You Are What You Seek




As long as I can remember I have been a seeker. Of knowledge, wisdom, truth and understanding. I have always wanted to know how things work, why we think and behave in certain ways, why life unfolds as it does. At the same time I searched fervently for the recipe to live well, be happy and successful while making a positive impact in the world. When I was young I was certain someone or something held the key and I thought that once I found that key it would unlock the world and open me to a life that was easier, happier and more fulfilling. Over the years I have devoted myself to religion, embraced and supported political and social ideals that seemed to make sense and disciplined myself to be a “good“ person. I have followed plenty of sets of rules to live by and even achieved some success and satisfaction. 
As time passed though I came to realize that the rules and prescriptions for life were in fact a limiter to actually living life. That so much of what we are told is really just an effort to control. Rules etched in stone to make things more predictable or safe. Constraints to tame self expression and passions that somehow frightened ourselves or others thus needing to be contained. Mandates handed down to keep the masses in line while largely ignored by the ones who wrote them. There is a certain comfort in following. The world is complex, life is difficult and down right scary at times, it makes sense that throughout history humans have been seekers looking outside themselves for direction on how to best navigate the course.

However, I have found as I get older that I need to know what is right less than what is possible. I do not recognize the existence or importance of one truth or a singular right path. I have left behind being a seeker of answers and have become a seeker of ideas instead. I am open and feel more free than I ever have leaving infinite room to find genuine self acceptance and appreciation for others and the world around me.
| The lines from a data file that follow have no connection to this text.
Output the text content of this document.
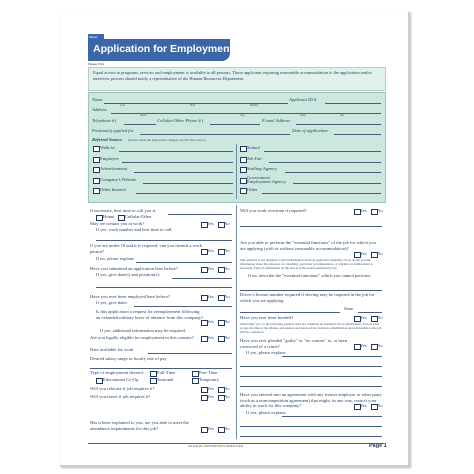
Maine
Application for Employment
Please Print

Equal access to programs, services and employment is available to all persons. Those applicants requiring reasonable accommodation to the application and/or interview process should notify a representative of the Human Resources Department.

Name	Applicant ID #
Last	First	Middle
Address
Street	City	State	Zip
Telephone # (	Cellular/Other Phone # (	E-mail Address
Position(s) applied for	Date of application
Referral Source (Please check the appropriate category and list the source.)
Walk-in
Employee
Advertisement
Company's Website
Other Internet
School
Job Fair
Staffing Agency
Government Employment Agency
Other
If necessary, best time to call you is
Home Cellular/Other
May we contact you at work?	Yes No
If yes, work number and best time to call
If you are under 18 and it is required, can you furnish a work permit?	Yes No
If no, please explain:
Have you submitted an application here before?	Yes No
If yes, give date(s) and position(s):
Have you ever been employed here before?	Yes No
If yes, give dates
Is this application a request for reemployment following an extended military leave of absence from this company?
Yes No
If yes, additional information may be required.
Are you legally eligible for employment in this country?	Yes No
Date available for work
Desired salary range or hourly rate of pay
Type of employment desired:	Full-Time	Part-Time
Educational Co-Op	Seasonal	Temporary
Will you relocate if job requires it?	Yes No
Will you travel if job requires it?	Yes No
Has it been explained to you, are you able to meet the attendance requirements for this job?	Yes No
Will you work overtime if required?	Yes No
Are you able to perform the "essential functions" of the job for which you are applying (with or without reasonable accommodation)?
Yes No
This question is not designed to elicit information about an applicant's disability. If you do not provide information about the existence of a disability, particular accommodation, or whether accommodation is necessary. Entry of information on this line is to the extent permitted by law.
If no, describe the "essential functions" which you cannot perform:
Driver's license number required if driving may be required in the job for which you are applying.
State
Have you ever been bonded?	Yes No
Answering "yes" to the following question does not constitute an automatic bar to employment. Factors such as age, the time of the offense, seriousness and nature of the violation, rehabilitation and relationship to the job will be considered.
Have you ever pleaded "guilty" or "no contest" to, or been convicted of a crime?	Yes No
If yes, please explain:
Have you entered into an agreement with any former employer or other party (such as a noncompetition agreement) that might, in any way, restrict your ability to work for this company?	Yes No
If yes, please explain:
AN EQUAL OPPORTUNITY EMPLOYER	Page 1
The downside of having a “right” way is that it necessitates a wrong way which then indicts us and others and ignites self rejection and separation.Throughout history this has been the tragic byproduct of looking outside ourselves arguably causing far more harm that good. After all, how can we hope to understand and embrace ourselves and the world more by adhering to a narrow path?
While I am still a seeker with an unquenchable thirst for new thoughts, ideas and experiences I have a strong ability to trust what I feel is right for me. I am grateful to know that what is right for me can and will change at any moment and that it is not likely or necessary that it is right for anyone else. 

I have learned the value of being quiet, to listen to what comes to me rather than to ask for what I want. I have tuned in to connect silently with nature and other people and felt the joy and wonder of those brief moments of oneness. I have discovered that the more connected I become to myself the more intricately tied I am to everyone and everything else.
It seems that in letting go of prescribed ways of living I have finally found a way of being that offers the peace, happiness and positive impact I have always been seeking.


I have few rules now and fewer answers to be sure. I will stumble and may come up short in many ways but I am ok with that because I realize now that what I truly seek is to be at peace with me enough to fully be all that I am and to truly accept and appreciate the world and others as they are that is the best impact I can hope to make.